With the government’s new Innovative Finance ISA, it is easier than ever to get involved in peer-to-peer lending. However, it’s important to make the most of what’s on offer, and planning early and investing in an Innovative Finance ISA at the beginning of the tax year will encourage a better return on investments.
What is an ISA?
Introduced in 1999, ISAs have been a hugely popular investment product for everyday investors. Over £480 billion is actively invested in ISAs, with investors enjoying the convenience of being able to shield savings within a tax wrapper and grow their funds tax free.
On 6th April 2016 the government introduced another option for ISA investors: the Innovative Finance ISA. The IFISA is designed to encourage investors to lend directly to British businesses, instead of buying shares or holding cash the IFISA enables investment via Peer to Peer lending.
The addition of the savings allowance in 2016 means individuals can now generate a savings income of up to £1,000 per annum tax free; however, there is no guarantee that this policy will remain. Additionally, the maximum amount of savings income that higher rate tax payers can earn tax free is just £500.
Potential IFISA earnings if invested from the start of the tax year
On Crowd2Fund, one of the only crowdfunding sites currently licensed to offer the IFISA, a full IFISA allowance with an estimated APR of 8.7 percent, utilised from the beginning of the tax year, would generate a return of £1,740 before fees and bad debts.
By contrast, a full IFISA investment of £20,000 deployed in the last month of the tax year under the same set of assumptions would generate a return of just £145.
Other options offered by similar platforms include by p2p property lender Relendex, with lenders choosing which loans to invest in and all secured against commercial real estate property in the UK. p2p lending platform Funding Circle are also set to launch a similar offering.
Start early and invest regularly
Whilst not all individuals will be able to invest their full allowance at once, investing a set amount monthly will let you work towards using up your full IFISA allocation over a period of time, as well as benefitting from tax free interest payments made earlier on in the year.
This will also overcome any issues related to market fluctuations, due to there being a lack of investment opportunities matching the investment criteria of the IFISA holder.
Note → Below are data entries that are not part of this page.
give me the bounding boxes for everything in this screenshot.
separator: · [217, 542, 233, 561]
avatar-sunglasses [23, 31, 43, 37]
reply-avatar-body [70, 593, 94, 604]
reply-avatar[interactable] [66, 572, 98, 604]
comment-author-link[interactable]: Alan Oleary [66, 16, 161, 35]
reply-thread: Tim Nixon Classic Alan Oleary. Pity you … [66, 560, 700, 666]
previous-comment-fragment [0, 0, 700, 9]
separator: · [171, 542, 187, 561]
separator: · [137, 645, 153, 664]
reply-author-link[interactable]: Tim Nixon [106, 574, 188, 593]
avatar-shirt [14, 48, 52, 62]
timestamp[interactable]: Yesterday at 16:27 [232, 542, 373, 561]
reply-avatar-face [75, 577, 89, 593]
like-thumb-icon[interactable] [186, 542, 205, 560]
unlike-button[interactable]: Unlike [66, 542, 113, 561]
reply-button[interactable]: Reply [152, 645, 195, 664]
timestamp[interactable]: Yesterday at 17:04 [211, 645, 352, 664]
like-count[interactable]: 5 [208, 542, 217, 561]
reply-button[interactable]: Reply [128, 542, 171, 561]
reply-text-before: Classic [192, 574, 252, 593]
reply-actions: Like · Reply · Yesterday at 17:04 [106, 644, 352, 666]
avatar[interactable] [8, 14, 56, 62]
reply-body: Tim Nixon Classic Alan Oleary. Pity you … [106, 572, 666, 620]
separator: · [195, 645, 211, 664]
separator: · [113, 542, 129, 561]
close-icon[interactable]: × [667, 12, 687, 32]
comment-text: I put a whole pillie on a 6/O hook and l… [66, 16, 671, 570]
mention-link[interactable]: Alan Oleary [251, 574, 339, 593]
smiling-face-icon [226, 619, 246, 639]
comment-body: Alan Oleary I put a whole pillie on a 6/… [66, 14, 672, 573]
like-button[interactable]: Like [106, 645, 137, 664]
Instead investors will be able time the frequency and value of investments to take advantage of their bespoke preferences.
Additionally, investing over a longer period will allow investors to maximise their choices across a range of different opportunities on offer. This will empower them to build a diversified portfolio, which matches their risk appetite, alongside actively participating in the success of businesses which match their particular interests.
Compounding interest
Using up a full ISA allocation at the beginning of the year, or deploying a set amount of funds regularly, will allow investors to generate higher returns due to compounding interest.
This occurs when interest earns money on interest. Reinvesting interest payments into new campaigns is an especially powerful feature of the IFISA due to the additional investments being able to grow tax-free.
For example, the full £1,740 earned over 12 months from fully utilising a £20,000 IFISA, with an estimated APR of of 8.7 percent (before fees and with zero defaults), will accrue an additional £151 over a second calendar year assuming that all interest payments are reinvested.
If these assumptions were to continue for an additional two years, the £20,000 would grow to be worth £25,786.